Creamy Spicy Rigatoni Pasta

Instructions

Step 1: Bring a large pot of salted water to a boil and cook the rigatoni pasta until al dente according to package instructions.

Step 2: Reserve 1/2 cup of pasta water, then drain the pasta and set aside.

Step 3: Heat olive oil in a large skillet over medium heat.

Step 4: Add the diced onion and cook for 3 to 4 minutes until softened.

Step 5: Stir in the minced garlic, Italian seasoning, paprika, and crushed red pepper flakes.

Step 6: Pour in the tomato sauce and let it simmer for 2 to 3 minutes.

Step 7: Reduce the heat to low and stir in the heavy cream and cream cheese until smooth.

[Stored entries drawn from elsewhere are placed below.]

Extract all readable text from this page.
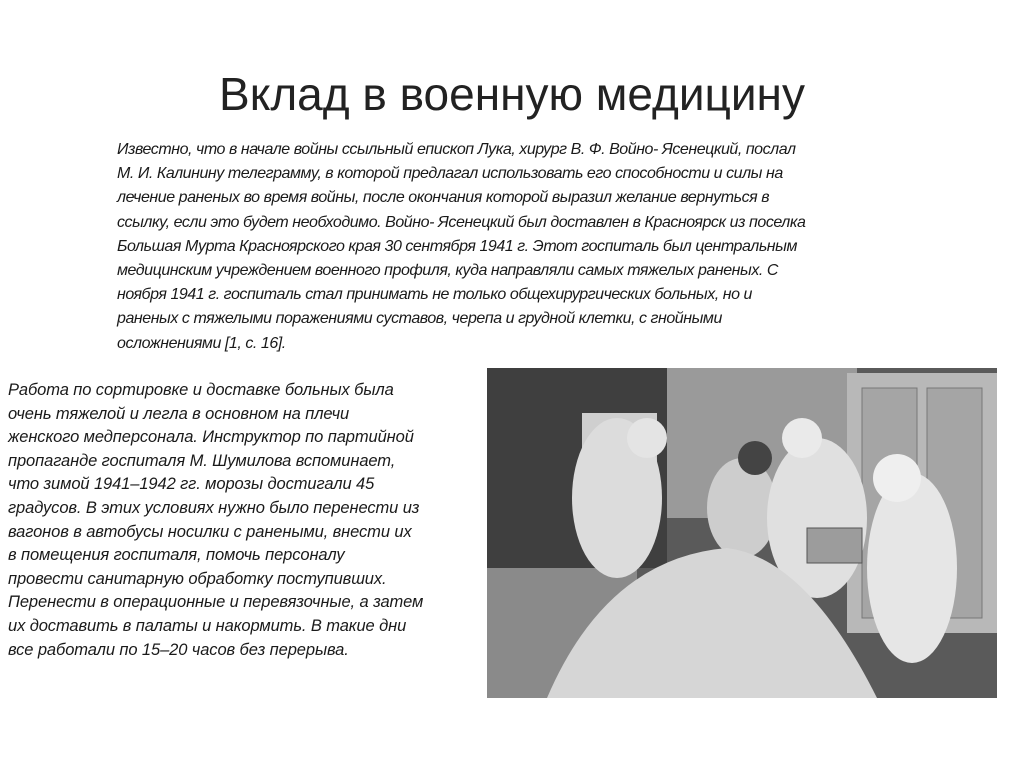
Вклад в военную медицину
Известно, что в начале войны ссыльный епископ Лука, хирург В. Ф. Войно- Ясенецкий, послал
М. И. Калинину телеграмму, в которой предлагал использовать его способности и силы на
лечение раненых во время войны, после окончания которой выразил желание вернуться в
ссылку, если это будет необходимо. Войно- Ясенецкий был доставлен в Красноярск из поселка
Большая Мурта Красноярского края 30 сентября 1941 г. Этот госпиталь был центральным
медицинским учреждением военного профиля, куда направляли самых тяжелых раненых. С
ноября 1941 г. госпиталь стал принимать не только общехирургических больных, но и
раненых с тяжелыми поражениями суставов, черепа и грудной клетки, с гнойными
осложнениями [1, с. 16].
Работа по сортировке и доставке больных была
очень тяжелой и легла в основном на плечи
женского медперсонала. Инструктор по партийной
пропаганде госпиталя М. Шумилова вспоминает,
что зимой 1941–1942 гг. морозы достигали 45
градусов. В этих условиях нужно было перенести из
вагонов в автобусы носилки с ранеными, внести их
в помещения госпиталя, помочь персоналу
провести санитарную обработку поступивших.
Перенести в операционные и перевязочные, а затем
их доставить в палаты и накормить. В такие дни
все работали по 15–20 часов без перерыва.
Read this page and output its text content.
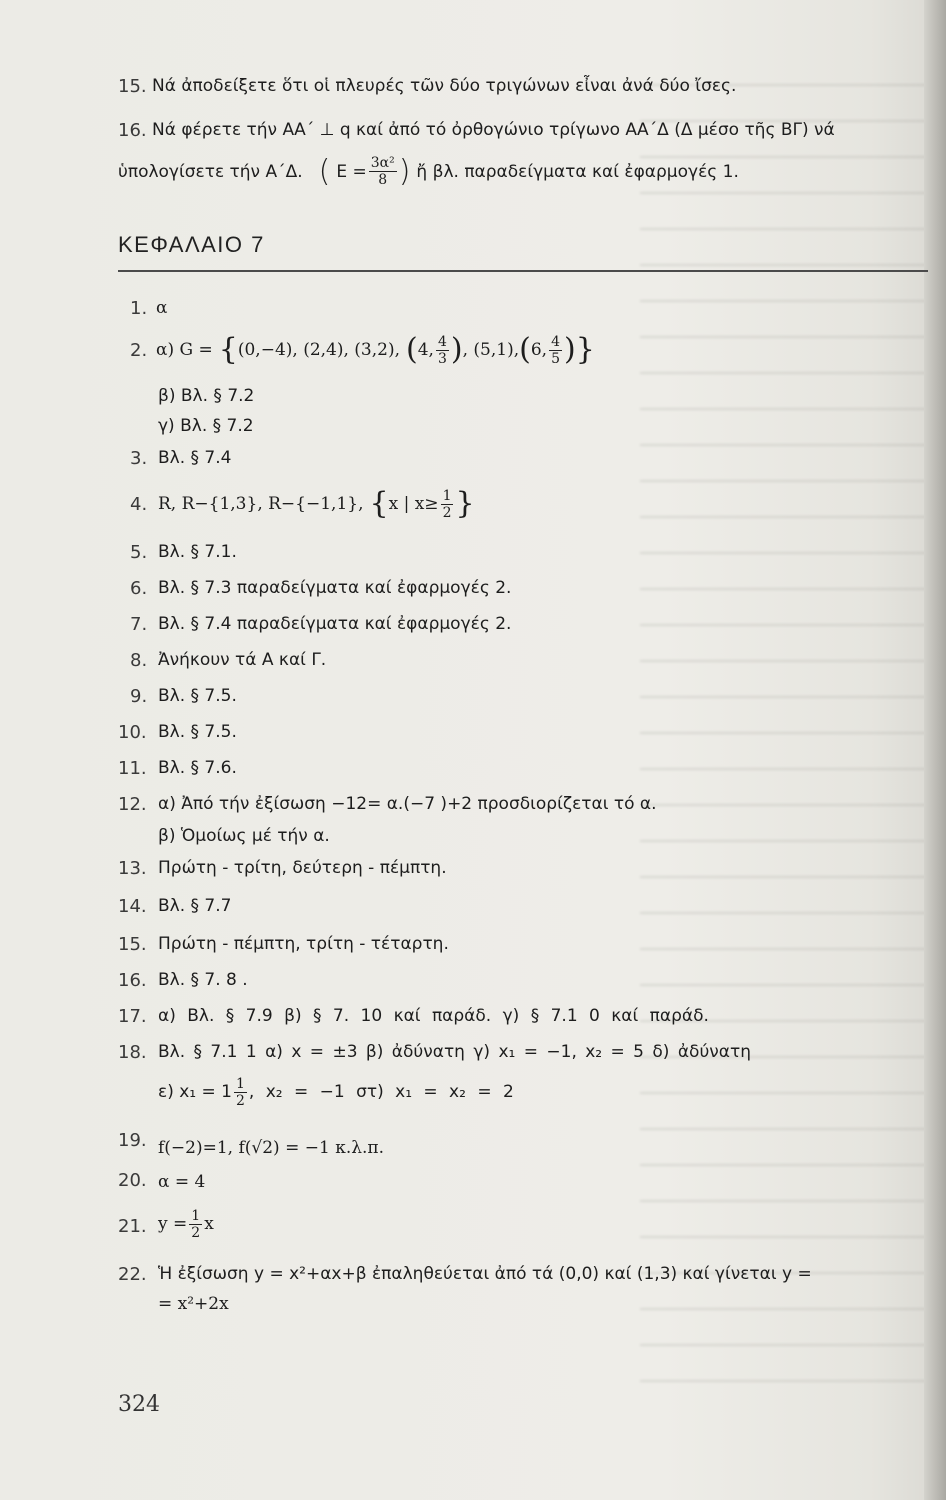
15. Νά ἀποδείξετε ὅτι οἱ πλευρές τῶν δύο τριγώνων εἶναι ἀνά δύο ἴσες.
16. Νά φέρετε τήν ΑΑ΄ ⊥ q καί ἀπό τό ὀρθογώνιο τρίγωνο ΑΑ΄Δ (Δ μέσο τῆς ΒΓ) νά
ὑπολογίσετε τήν Α΄Δ. ( $E = \frac{\text{3α²}}{8}$ ) ἤ βλ. παραδείγματα καί ἐφαρμογές 1.
ΚΕΦΑΛΑΙΟ 7
1. α
2. α) G = { (0,−4), (2,4), (3,2), ( 4, $\frac{4}{3}$ ) , (5,1), ( 6, $\frac{4}{5}$ ) }
β) Βλ. § 7.2
γ) Βλ. § 7.2
3. Βλ. § 7.4
4. R, R−{1,3}, R−{−1,1}, { x | $x\ge \frac{1}{2}$ }
5. Βλ. § 7.1.
6. Βλ. § 7.3 παραδείγματα καί ἐφαρμογές 2.
7. Βλ. § 7.4 παραδείγματα καί ἐφαρμογές 2.
8. Ἀνήκουν τά Α καί Γ.
9. Βλ. § 7.5.
10. Βλ. § 7.5.
11. Βλ. § 7.6.
12. α) Ἀπό τήν ἐξίσωση −12= α.(−7 )+2 προσδιορίζεται τό α.
β) Ὁμοίως μέ τήν α.
13. Πρώτη - τρίτη, δεύτερη - πέμπτη.
14. Βλ. § 7.7
15. Πρώτη - πέμπτη, τρίτη - τέταρτη.
16. Βλ. § 7. 8 .
17. α) Βλ. § 7.9 β) § 7. 10 καί παράδ. γ) § 7.1 0 καί παράδ.
18. Βλ. § 7.1 1 α) x = ±3 β) ἀδύνατη γ) x₁ = −1, x₂ = 5 δ) ἀδύνατη
ε) $x_1 = 1 \frac{1}{2}$ , x₂ = −1 στ) x₁ = x₂ = 2
19. f(−2)=1, f(√2) = −1 κ.λ.π.
20. α = 4
21. $y = \frac{1}{2}$ x
22. Ἡ ἐξίσωση y = x²+αx+β ἐπαληθεύεται ἀπό τά (0,0) καί (1,3) καί γίνεται y =
= x²+2x
324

Step 8: Add the parmesan cheese, salt, and black pepper, stirring until the sauce becomes creamy and well combined.

Step 9: Toss the cooked rigatoni into the sauce, adding reserved pasta water as needed to loosen the sauce.

Step 10: Garnish with chopped parsley and extra parmesan cheese before serving.

Storage and Reheating Tips

Store leftover pasta in an airtight container in the refrigerator for up to 4 days.

Reheat gently on the stovetop or in the microwave with a splash of cream or milk to maintain the creamy texture.

Avoid overheating, as the sauce may thicken too much.

This pasta can also be frozen for up to 1 month, though the sauce is best enjoyed fresh for the creamiest consistency.